Chad Hutson, president of Hutson’s Funeral Home in Farmington, said the role funeral homes play in small-town life should not be underestimated.

“Funeral homes are the cornerstones of these small towns. They’re where people congregate. People visit each other here. They pay their respects and they catch up,” Hutson said. “Old friends and people from out-of-state who come in for a funeral, who see people they haven’t seen for years. All that has stopped.”

For such a ritual of Appalachian society to cease so suddenly has been unnerving, said Hutson.

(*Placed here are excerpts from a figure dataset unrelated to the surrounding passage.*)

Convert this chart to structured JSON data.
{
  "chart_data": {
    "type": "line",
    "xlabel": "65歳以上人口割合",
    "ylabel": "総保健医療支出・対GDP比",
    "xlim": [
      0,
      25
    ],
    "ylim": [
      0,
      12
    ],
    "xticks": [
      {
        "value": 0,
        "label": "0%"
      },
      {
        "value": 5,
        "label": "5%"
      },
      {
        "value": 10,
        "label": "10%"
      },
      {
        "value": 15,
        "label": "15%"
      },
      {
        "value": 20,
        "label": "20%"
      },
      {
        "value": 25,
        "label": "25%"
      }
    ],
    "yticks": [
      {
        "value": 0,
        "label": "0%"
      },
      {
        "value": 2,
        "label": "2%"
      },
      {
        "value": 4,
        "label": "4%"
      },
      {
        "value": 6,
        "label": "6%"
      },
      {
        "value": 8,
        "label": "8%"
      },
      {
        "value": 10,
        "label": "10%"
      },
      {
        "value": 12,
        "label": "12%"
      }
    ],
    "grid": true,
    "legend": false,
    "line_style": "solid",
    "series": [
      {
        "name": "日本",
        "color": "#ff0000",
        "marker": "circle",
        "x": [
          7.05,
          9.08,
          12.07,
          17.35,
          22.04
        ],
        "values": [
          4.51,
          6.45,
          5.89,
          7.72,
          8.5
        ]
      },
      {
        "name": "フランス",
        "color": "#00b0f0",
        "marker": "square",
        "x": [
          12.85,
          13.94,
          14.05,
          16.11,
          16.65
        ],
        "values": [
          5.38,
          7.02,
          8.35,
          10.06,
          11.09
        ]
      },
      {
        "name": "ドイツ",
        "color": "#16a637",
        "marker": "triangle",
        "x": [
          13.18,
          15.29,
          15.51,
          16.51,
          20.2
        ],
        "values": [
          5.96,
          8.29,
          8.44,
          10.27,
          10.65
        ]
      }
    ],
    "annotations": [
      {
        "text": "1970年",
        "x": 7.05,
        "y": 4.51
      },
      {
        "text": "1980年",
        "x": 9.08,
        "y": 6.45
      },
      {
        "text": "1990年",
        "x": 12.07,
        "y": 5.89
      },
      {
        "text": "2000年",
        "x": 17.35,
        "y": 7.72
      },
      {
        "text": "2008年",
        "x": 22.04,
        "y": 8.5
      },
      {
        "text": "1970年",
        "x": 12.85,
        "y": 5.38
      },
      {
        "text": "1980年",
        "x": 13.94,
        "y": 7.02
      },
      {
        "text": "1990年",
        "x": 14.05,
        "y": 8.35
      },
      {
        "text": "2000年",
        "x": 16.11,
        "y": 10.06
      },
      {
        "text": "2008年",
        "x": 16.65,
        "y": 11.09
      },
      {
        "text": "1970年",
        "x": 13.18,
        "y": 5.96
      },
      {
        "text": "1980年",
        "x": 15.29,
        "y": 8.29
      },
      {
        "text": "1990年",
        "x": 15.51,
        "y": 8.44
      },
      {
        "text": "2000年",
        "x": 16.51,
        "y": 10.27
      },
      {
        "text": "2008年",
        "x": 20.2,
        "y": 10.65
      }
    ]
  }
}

“It’s been a strange trip, it really has. You can’t even give a person a hug, which goes against the complete grain of the way funeral directors do things,” said Hutson. “It prevents me from doing what had drawn me to the funeral business, which is to comfort people at their worst time.”

Hutson said people need closure and that’s what a memorial service provides.

“Funeral services force us to turn that page, but now we’re waiting months for closure to happen. It’s not healthy, psychologically and spiritually. There’s a delay in the grieving process and this is hanging over people’s heads,” Hutson said.

David Domico, president of Domico Funeral Home in Fairmont, said he feels for the families who lost loved ones recently and have had to forego a memorial service to the near future.

“It’s changed the business. The traditional funeral has really been hurt. When people aren’t allowed to have the traditional goodbyes that West Virginians are accustomed to, that hurts. And a lot of families have been hurt by that,” Domico said. “I understand the reason for the rules, but it’s just a shame. But what are you going to do? We have to try to keep everyone safe.”

All three funeral directors say coronavirus-era-inspired initiatives such as memorial services broadcast live on the internet are not going away.

“We’ve done several streaming funeral services. The technology has certainly been helpful, especially when people can’t travel in,” said Gribben. “We’ve had video services with basically nobody there except a minister. We’ve had streaming services with immediate family only. Now we’re able to have small gatherings of 25 people or less and stream the memorial service.”